Following up on my old post. New friend has the space, tools and mechanic skills to help with this project. Spoke to some other mechanics and they were concerned about the I-beam axle being worn out due to driving with bad king pins - are the i-beam axles a part that can be ordered? I am on Maui in Hawaii so it will be hard to source and no scrap yards to pull from
with large trucks when the axle beam gets wallowed out from bad kingpins, we weld the pin hole smaller, than bore it to proper dimensions to accept the new pin and bushings.
There are sources for new I-beams as those are often what is replaced when people drop or lift 2WD (I believe you can by stock too) I doubt they will be cheap, especially shipped to Hawaii though, so you may be better off trying what Tom recommended. I am assuming an 84 is the same as a 93 and they have regular press in ball joints. I just did this job on my truck and with a ball joint press and impact it was a piece of cake. I didn't have any axle issues though. I will post more about it in my thread, but Moog changed the design on there ball joints, so be careful greasing them. None of mine could properly relieve pressure when installed due to the design change.
I have a set of 2wd i-beams off my '88 when I swapped in a D60. Not sure if they are balljoint or kingpin at that year, but can check. Also not sure if a balljoint i-beam would be a direct swap into the frame. They have the complete knuckles and hubs, and springs etc.. so if they bolt up in the right place it might be a direct swap...
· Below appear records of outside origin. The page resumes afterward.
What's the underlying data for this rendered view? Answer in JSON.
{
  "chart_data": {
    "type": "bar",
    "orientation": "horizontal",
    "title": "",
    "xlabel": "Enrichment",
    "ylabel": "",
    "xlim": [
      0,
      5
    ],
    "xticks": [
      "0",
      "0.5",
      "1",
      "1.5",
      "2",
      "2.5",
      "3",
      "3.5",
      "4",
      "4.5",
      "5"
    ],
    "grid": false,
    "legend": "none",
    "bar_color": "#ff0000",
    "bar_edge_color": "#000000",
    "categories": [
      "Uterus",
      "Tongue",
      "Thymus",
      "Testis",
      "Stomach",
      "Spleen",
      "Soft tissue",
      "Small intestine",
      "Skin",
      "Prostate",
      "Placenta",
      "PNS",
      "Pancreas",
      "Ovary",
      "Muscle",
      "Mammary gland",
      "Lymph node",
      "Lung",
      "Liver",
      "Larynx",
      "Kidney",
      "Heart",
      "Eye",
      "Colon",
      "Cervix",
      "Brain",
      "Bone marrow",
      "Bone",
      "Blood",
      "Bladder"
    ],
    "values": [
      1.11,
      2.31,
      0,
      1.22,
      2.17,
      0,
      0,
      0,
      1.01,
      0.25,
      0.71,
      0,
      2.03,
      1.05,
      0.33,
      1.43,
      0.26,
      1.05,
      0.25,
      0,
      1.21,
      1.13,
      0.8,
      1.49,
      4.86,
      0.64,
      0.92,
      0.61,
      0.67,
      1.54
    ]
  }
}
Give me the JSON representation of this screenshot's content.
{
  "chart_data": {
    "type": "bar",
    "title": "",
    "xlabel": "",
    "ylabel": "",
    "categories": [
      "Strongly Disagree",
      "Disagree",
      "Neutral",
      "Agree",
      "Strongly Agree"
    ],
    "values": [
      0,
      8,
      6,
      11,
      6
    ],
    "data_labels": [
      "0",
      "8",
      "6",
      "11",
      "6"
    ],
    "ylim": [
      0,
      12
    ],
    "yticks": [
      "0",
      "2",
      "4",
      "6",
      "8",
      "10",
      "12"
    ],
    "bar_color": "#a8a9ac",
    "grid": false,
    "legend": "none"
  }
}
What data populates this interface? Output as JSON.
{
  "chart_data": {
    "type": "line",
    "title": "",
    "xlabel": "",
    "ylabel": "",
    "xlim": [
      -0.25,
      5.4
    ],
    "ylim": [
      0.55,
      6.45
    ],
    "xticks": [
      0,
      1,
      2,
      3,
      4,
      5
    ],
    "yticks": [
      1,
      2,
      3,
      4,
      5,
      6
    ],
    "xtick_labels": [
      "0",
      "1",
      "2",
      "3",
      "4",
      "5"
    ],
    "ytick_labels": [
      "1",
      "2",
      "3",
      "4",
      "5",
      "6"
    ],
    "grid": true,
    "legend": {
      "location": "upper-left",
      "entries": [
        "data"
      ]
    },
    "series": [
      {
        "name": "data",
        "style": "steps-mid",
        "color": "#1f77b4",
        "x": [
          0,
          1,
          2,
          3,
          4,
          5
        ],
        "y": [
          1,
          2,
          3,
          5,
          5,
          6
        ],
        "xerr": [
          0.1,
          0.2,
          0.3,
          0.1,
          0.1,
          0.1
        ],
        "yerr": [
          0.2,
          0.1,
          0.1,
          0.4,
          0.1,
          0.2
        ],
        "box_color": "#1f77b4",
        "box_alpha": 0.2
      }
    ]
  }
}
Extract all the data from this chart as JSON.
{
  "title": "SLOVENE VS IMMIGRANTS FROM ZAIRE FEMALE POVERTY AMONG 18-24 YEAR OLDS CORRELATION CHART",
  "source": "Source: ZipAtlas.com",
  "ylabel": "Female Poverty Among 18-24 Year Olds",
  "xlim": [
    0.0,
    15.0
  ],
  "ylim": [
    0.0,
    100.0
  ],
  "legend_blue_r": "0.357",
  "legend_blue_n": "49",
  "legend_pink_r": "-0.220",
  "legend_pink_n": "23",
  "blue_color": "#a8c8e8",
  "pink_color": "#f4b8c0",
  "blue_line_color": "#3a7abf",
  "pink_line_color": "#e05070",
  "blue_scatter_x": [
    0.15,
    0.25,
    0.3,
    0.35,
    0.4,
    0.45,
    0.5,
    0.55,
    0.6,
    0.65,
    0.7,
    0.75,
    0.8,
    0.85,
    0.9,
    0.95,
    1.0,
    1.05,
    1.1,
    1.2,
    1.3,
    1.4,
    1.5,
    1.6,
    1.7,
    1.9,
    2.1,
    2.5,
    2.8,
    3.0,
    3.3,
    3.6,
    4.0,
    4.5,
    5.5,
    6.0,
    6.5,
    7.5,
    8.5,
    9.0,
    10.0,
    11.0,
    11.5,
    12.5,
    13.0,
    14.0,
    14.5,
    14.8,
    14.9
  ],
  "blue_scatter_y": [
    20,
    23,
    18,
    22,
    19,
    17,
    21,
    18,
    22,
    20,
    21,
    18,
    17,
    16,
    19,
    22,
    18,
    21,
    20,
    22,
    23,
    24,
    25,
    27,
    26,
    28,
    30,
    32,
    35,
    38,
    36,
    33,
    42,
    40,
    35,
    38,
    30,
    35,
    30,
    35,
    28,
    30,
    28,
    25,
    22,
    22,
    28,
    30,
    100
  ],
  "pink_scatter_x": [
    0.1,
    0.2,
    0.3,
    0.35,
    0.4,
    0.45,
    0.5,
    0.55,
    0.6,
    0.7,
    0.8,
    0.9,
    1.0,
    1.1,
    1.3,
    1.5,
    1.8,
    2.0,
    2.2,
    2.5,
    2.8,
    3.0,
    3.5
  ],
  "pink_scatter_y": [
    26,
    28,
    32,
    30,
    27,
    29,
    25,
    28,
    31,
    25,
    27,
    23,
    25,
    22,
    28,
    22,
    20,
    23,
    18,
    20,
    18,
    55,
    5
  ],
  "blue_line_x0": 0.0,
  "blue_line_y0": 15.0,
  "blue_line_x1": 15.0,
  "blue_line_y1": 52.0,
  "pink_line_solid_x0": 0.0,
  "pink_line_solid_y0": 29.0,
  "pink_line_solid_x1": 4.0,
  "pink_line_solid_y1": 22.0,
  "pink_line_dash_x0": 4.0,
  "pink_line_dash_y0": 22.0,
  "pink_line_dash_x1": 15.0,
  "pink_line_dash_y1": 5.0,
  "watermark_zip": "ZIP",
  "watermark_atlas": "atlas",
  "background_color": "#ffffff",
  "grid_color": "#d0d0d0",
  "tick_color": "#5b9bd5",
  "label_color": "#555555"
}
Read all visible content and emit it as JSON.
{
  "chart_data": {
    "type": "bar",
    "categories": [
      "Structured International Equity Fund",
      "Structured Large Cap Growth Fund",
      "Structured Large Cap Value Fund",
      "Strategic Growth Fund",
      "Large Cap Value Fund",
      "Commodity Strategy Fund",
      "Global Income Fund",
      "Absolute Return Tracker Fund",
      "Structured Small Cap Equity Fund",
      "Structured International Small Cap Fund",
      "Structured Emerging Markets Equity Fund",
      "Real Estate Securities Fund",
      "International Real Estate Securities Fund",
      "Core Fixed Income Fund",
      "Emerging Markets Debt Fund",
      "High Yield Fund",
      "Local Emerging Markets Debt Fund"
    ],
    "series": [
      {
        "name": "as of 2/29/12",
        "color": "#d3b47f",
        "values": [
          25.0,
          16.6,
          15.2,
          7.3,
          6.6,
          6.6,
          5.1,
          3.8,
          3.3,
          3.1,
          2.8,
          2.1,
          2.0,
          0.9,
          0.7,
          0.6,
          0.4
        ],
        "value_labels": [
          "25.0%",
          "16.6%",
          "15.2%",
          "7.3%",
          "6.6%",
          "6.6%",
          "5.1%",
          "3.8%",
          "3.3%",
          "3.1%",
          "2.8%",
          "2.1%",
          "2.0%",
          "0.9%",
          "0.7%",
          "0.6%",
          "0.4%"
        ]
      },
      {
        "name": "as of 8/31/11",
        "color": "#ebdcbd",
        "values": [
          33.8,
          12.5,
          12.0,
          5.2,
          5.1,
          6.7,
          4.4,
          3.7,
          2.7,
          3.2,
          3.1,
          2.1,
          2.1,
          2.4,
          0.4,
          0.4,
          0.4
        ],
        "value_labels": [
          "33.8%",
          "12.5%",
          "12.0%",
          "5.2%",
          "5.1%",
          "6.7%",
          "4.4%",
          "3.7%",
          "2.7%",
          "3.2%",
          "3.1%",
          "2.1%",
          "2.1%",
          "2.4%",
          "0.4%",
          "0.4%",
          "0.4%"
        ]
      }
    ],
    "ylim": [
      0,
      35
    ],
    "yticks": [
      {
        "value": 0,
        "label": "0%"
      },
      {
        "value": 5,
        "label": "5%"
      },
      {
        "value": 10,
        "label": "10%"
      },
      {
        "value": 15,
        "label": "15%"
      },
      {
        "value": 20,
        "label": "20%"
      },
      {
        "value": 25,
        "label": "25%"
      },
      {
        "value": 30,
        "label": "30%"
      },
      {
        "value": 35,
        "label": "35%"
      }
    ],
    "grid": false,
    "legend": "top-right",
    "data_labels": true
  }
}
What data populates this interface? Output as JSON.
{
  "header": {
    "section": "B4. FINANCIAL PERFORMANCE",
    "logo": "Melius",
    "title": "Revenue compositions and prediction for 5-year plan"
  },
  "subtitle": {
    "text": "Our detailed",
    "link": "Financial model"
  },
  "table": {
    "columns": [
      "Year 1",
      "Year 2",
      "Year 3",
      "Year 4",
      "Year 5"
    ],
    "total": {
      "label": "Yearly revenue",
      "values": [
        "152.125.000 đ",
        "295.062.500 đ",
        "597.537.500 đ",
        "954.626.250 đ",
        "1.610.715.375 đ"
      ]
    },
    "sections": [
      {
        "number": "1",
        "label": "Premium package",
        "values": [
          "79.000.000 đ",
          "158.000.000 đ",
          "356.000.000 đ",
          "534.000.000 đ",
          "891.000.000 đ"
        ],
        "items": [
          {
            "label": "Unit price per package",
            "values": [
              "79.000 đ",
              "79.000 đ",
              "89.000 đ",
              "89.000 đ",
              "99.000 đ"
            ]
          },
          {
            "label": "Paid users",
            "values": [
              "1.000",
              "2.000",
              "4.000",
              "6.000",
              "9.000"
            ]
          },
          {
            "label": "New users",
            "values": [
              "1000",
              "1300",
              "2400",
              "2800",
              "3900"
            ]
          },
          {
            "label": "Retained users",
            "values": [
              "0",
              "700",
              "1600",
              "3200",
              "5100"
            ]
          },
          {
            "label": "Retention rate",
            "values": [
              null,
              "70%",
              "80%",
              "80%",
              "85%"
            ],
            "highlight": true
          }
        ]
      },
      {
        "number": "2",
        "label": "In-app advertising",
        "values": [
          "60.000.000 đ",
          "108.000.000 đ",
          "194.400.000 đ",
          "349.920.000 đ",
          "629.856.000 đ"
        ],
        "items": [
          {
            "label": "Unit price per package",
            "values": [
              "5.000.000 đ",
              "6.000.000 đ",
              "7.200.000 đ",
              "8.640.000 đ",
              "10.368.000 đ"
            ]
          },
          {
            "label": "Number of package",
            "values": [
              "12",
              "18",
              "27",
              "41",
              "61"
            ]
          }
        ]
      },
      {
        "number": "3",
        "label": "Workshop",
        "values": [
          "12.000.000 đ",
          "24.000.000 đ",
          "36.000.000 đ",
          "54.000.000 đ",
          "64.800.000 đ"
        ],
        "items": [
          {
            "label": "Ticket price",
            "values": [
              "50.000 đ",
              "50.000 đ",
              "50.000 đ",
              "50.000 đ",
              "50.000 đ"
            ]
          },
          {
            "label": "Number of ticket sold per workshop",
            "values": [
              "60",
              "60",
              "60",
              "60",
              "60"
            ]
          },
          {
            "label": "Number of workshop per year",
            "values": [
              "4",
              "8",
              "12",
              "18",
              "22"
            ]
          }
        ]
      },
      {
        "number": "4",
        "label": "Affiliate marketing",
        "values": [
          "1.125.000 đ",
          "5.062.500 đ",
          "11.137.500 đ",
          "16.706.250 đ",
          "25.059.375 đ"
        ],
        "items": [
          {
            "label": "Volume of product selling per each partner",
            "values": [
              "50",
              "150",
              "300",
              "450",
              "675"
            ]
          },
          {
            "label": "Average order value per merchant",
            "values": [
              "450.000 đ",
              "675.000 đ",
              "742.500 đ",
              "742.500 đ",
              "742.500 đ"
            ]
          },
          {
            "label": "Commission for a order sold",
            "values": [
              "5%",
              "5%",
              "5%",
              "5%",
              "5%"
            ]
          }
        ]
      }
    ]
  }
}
However I'm in Massachusetts and no clue what that would be to ship to you, probably have to be a pallet and cost a good bit, but an option for you (especially if a ball joint setup would be better going forward)
with large trucks when the axle beam gets wallowed out from bad kingpins, we weld the pin hole smaller, than bore it to proper dimensions to accept the new pin and bushings.
thank you for this, I had heard about this strategy but nice to be confirmed.
Finally found someone who can help with the king pins, the set I had sat for a while and got surface rusty (I’m on Maui so the humidity is unavoidable here). I cleaned off the surface rust with some WD-40 and a wire brush. When I attempt to lightly tap the collar (not sure it’s actual name) on to the king pin, I notice it starts to open up at the seam (see attached photo) is this normal or will I need to ream out the collar?